I went running yesterday. And when I run, I go balls to the wall. I was soaking wet by the time I was done, and I was absolutely convinced that a water-only rinse wouldn't cut it as far as cleaning my hair.

 

I was also absolutely wrong about that.

Can you believe this? After a rinse and a quick scalp massage in the shower, my hair showed no trace of how sweaty it had just been.

 

I am bound to report that today--the day I would ordinarily be shampooing again--my scalp itches, and my hair has developed some strange static electricity. It looks perfectly clean, though.

 

I was prepared to have to put the lovely new rose-scented powder I got from Lush (Powder Puff, it's called) in my roots today, but it looks like that won't be necessary.

 

All the blogs I've read say to try different herbal infusions if you get itchy. If it gets really bad today I might try rinsing my hair with rosemary tea.

 

I went to the gym with Mistress B yesterday, who is very interested in the whole no 'poo thing. She has straight, fine hair that is similar to mine, and she is waiting to see the success of my experiment before she tries it for herself.

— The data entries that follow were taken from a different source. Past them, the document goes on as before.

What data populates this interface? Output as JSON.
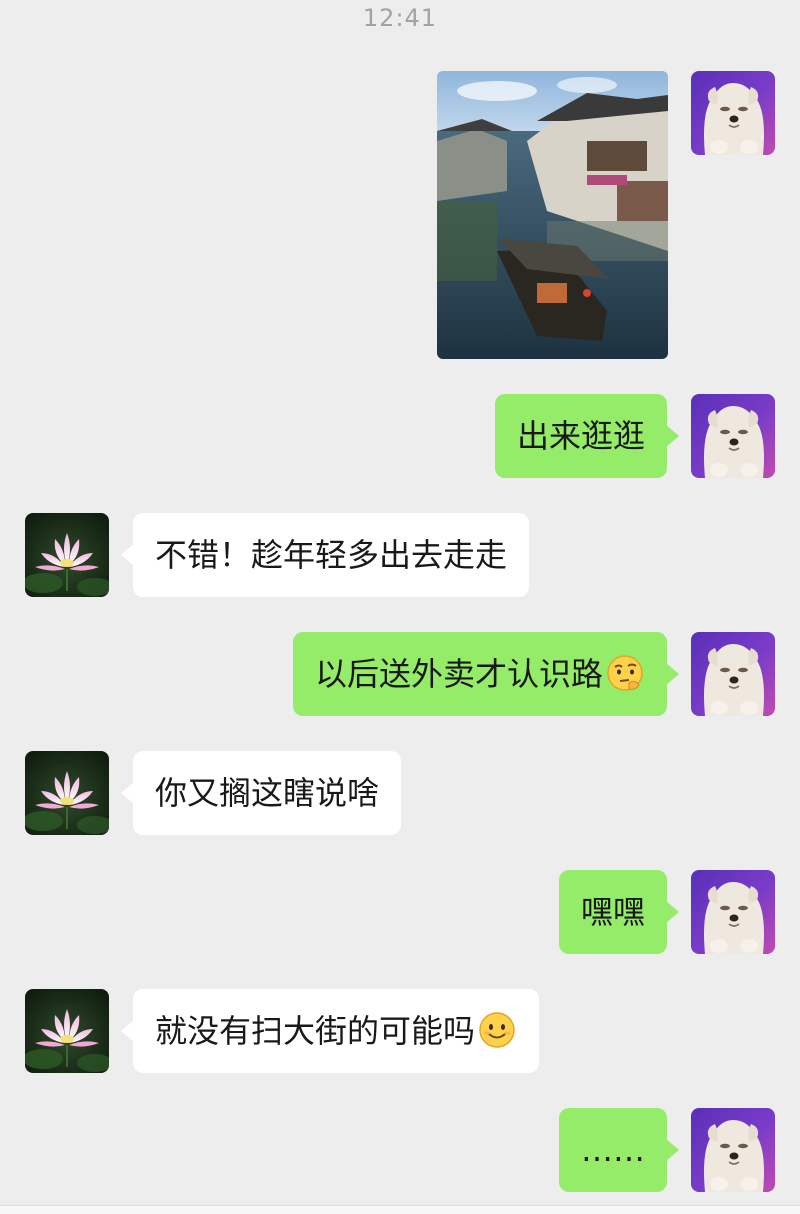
{
  "status": {
    "time": "12:41"
  },
  "colors": {
    "background": "#ededed",
    "sent_bubble": "#95ec69",
    "received_bubble": "#ffffff",
    "timestamp": "#a3a3a3"
  },
  "chat": {
    "messages": [
      {
        "sender": "me",
        "type": "image",
        "image_subject": "water-town-canal-with-boat"
      },
      {
        "sender": "me",
        "type": "text",
        "text": "出来逛逛"
      },
      {
        "sender": "them",
        "type": "text",
        "text": "不错！趁年轻多出去走走"
      },
      {
        "sender": "me",
        "type": "text",
        "text": "以后送外卖才认识路",
        "emoji": "thinking-emoji"
      },
      {
        "sender": "them",
        "type": "text",
        "text": "你又搁这瞎说啥"
      },
      {
        "sender": "me",
        "type": "text",
        "text": "嘿嘿"
      },
      {
        "sender": "them",
        "type": "text",
        "text": "就没有扫大街的可能吗",
        "emoji": "smile-emoji"
      },
      {
        "sender": "me",
        "type": "text",
        "text": "……"
      }
    ]
  },
  "avatars": {
    "me": "white-dog-avatar",
    "them": "lotus-flower-avatar"
  }
}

Probably also because she's got a year's worth of Lush shampoo bars in her bathroom.

 

Being my friend and neighbor for the last eight years, she has also seen with what zeal I have given up many habits, such as cigarettes, fried food, sugar, alcohol, caffeine, watching too much TV, overexercising, starving, bingeing, shopping out of boredom and buying too many MAC lipsticks...I could go on. The point is, I like depriving myself of things. It's fun. I am determined that nothing outside of me will define me, no matter how much I like it.

 

I remember vividly being in grade school and undergoing a test in the form of a question that some of the popular girls were putting to the rabble as we rode home on the bus: Which shampoo do you use? As each girl answered, the popular girls would scream out the name of the shampoo, and the entire bus would vote on the appropriateness of the shampoo by either cheering or booing. When I said “Pert shampoo,” they screamed, “EEeeewww! Pert looks like boogers!.”

 

It was not the first time I understood that, as Chuck Klosterman says, what you consume defines you. It was, however, the first time I understood that I wished to be defined by something other than my consumption.